More recent post-structuralist thinkers like Foucault and Bourdieu have pointed out how deeply each individual unconsciously internalizes social structures and dynamics which reproduce the social order and its power hierarchies not only through adopting ideas and behaviors, but also more insidiously through structuring how we think, feel and process the world around us.
Here’s an unadulterated shot of some of the genius of Bourdieu: “The schemata of perception and appreciation which are at the root of our construction of the social world are produced by a collective historical labor but on the basis of the very structures of that world: as structured structures, historically constituted, our categories of thought contribute to producing the world, but only within the limits of their correspondence with pre-existing structures.”
So perhaps this urge, this intuition is in fact a manifestation of my deep socialization. William James had theorized that the extent of the human will is choosing or privileging one habituated behavior over others, which without the assertion of the will would nevertheless lead to one habit dominating in the ensuing struggle amongst habits. Sartre and other Existentialists have said that we must will ourselves to be human, for not to do so is to leave us to our impulses and habituated behavior like animals. Perhaps it is good that the conscious will dominates over this intuitive urge, and the only purpose of quieting the mind is to make apparent the socialization manifested in that urge making me feel a certain decision is “right.”
Thus, I am left in a conundrum. It is not simply an either/or question as to whether intuition is divine inspiration or socialization—although I welcome such responses…I’m always up for a healthy debate. Rather, my question is: how is one to know—how does one identify intuition as one or the other? If both are possibilities, how does one discern and distinguish which is operating or urging at any given moment? I’d like to think it is a voice arising from a much wiser Inner Self, given how “right” it feels. However, I also don’t want to be played the fool.
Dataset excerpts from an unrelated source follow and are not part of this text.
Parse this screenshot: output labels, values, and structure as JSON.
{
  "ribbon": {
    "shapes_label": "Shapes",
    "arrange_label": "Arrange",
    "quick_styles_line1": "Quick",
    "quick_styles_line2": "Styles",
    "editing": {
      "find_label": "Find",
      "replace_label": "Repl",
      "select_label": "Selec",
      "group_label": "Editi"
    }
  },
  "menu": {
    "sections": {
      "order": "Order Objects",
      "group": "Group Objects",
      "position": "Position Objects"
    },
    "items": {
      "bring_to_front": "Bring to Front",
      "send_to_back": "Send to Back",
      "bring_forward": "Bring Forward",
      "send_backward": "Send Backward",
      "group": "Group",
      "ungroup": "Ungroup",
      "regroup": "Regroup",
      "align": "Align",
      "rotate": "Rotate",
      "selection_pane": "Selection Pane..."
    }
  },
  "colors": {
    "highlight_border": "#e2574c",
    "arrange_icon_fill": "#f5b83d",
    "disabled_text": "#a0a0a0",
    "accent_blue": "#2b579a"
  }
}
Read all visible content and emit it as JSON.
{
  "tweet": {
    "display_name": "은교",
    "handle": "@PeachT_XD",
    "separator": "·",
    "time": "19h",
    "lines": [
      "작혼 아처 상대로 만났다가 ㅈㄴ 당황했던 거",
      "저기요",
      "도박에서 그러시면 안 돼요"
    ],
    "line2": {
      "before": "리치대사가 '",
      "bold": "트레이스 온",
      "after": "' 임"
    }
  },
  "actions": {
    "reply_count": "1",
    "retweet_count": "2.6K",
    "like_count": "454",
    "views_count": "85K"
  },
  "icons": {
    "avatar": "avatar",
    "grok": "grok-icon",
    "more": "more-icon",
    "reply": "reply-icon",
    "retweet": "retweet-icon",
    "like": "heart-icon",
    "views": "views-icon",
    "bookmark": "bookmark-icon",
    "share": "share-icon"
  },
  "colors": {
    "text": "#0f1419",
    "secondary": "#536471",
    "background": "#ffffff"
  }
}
I think there are different types of intuition and different degrees of intuition. Types relate to temperament and experience (e.g. ray type). The intuition of the scientists seeking an answer to a mystery of nature is different than that of the artists or the mystic. About degrees, intuition differs vastly in regard to its intensity–there is the quiet voice of intuition out of which a deep sense of right and wrong comes, and there is the intuition which is trans-formative revelation. There is a rainbow of intuition types and we each have uneven response to them.
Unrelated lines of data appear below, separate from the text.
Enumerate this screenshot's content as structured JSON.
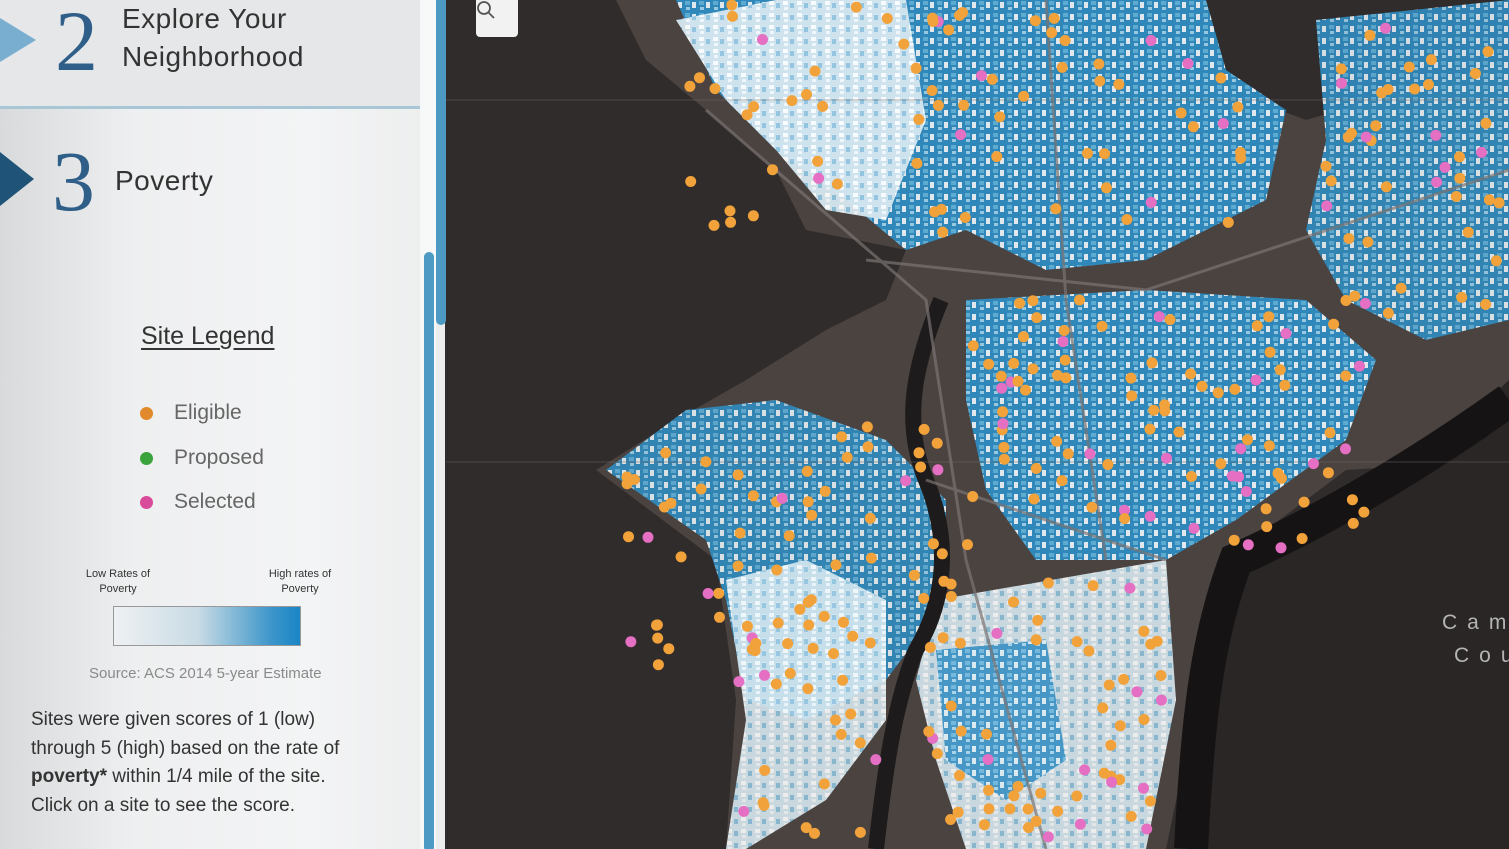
{
  "steps": [
    {
      "number": "2",
      "title_line1": "Explore Your",
      "title_line2": "Neighborhood"
    },
    {
      "number": "3",
      "title": "Poverty"
    }
  ],
  "legend": {
    "title": "Site Legend",
    "items": [
      {
        "label": "Eligible",
        "color": "#e08a2c"
      },
      {
        "label": "Proposed",
        "color": "#3aa33b"
      },
      {
        "label": "Selected",
        "color": "#d84a9a"
      }
    ]
  },
  "scale": {
    "low_line1": "Low Rates of",
    "low_line2": "Poverty",
    "high_line1": "High rates of",
    "high_line2": "Poverty",
    "color_low": "#eef1f3",
    "color_high": "#1a86c6"
  },
  "source": "Source: ACS 2014 5-year Estimate",
  "description": {
    "line1": "Sites were given scores of 1 (low)",
    "line2": "through 5 (high) based on the rate of",
    "line3_bold": "poverty*",
    "line3_rest": " within 1/4 mile of the site.",
    "line4": "Click on a site to see the score."
  },
  "map": {
    "search_icon": "search-icon",
    "label_line1": "Cam",
    "label_line2": "Cou",
    "colors": {
      "background": "#2f2c2b",
      "river": "#1d1b1b",
      "tract_light": "#e6eef3",
      "tract_mid": "#8fc3df",
      "tract_dark": "#2b8fc4",
      "eligible": "#f2a23a",
      "selected": "#e56fc2"
    }
  }
}
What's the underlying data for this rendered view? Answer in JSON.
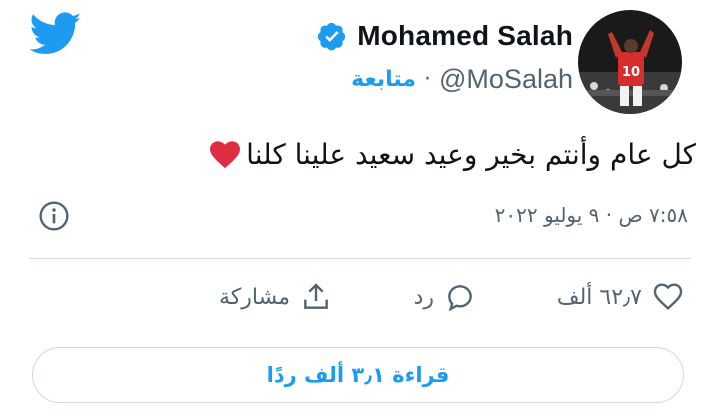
{
  "header": {
    "logo_icon": "twitter-bird-icon",
    "display_name": "Mohamed Salah",
    "verified_icon": "verified-badge-icon",
    "handle": "@MoSalah",
    "separator": "·",
    "follow_label": "متابعة",
    "avatar_icon": "avatar"
  },
  "tweet": {
    "text": "كل عام وأنتم بخير وعيد سعيد علينا كلنا",
    "emoji": "red-heart-icon",
    "timestamp": "٧:٥٨ ص · ٩ يوليو ٢٠٢٢"
  },
  "actions": {
    "like_count": "٦٢٫٧ ألف",
    "reply_label": "رد",
    "share_label": "مشاركة"
  },
  "footer": {
    "read_replies_label": "قراءة ٣٫١ ألف ردًا"
  },
  "colors": {
    "brand_blue": "#1d9bf0",
    "muted": "#536471",
    "heart": "#e0245e"
  }
}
About socialization and the voice of conscience, that is a factor, but it is not individual intuition. Rather, when well founded, it is the impress of the collective intuition of which we are a part, our group and groups. In conflict with this–and sometimes mixed with it–is the impress of collective delusions of unenlightened humanity. We inherit a measure of intuitive truth as well as illusion from the groups that we are part of, nation, religions, family, etc. This group inheritance though, is not so much intuition as such, rather a measure of it, stepped down, that can reach the group minds.
This last thought brings to mind another key, though an obvious one–intuition must come to us through the veils of brain, emotions, and intellect. So often we see, “as through a glass darkly.” Yet, there are times when intuition is more direct and there is a revelation of happiness in which the color and chord of harmony are known.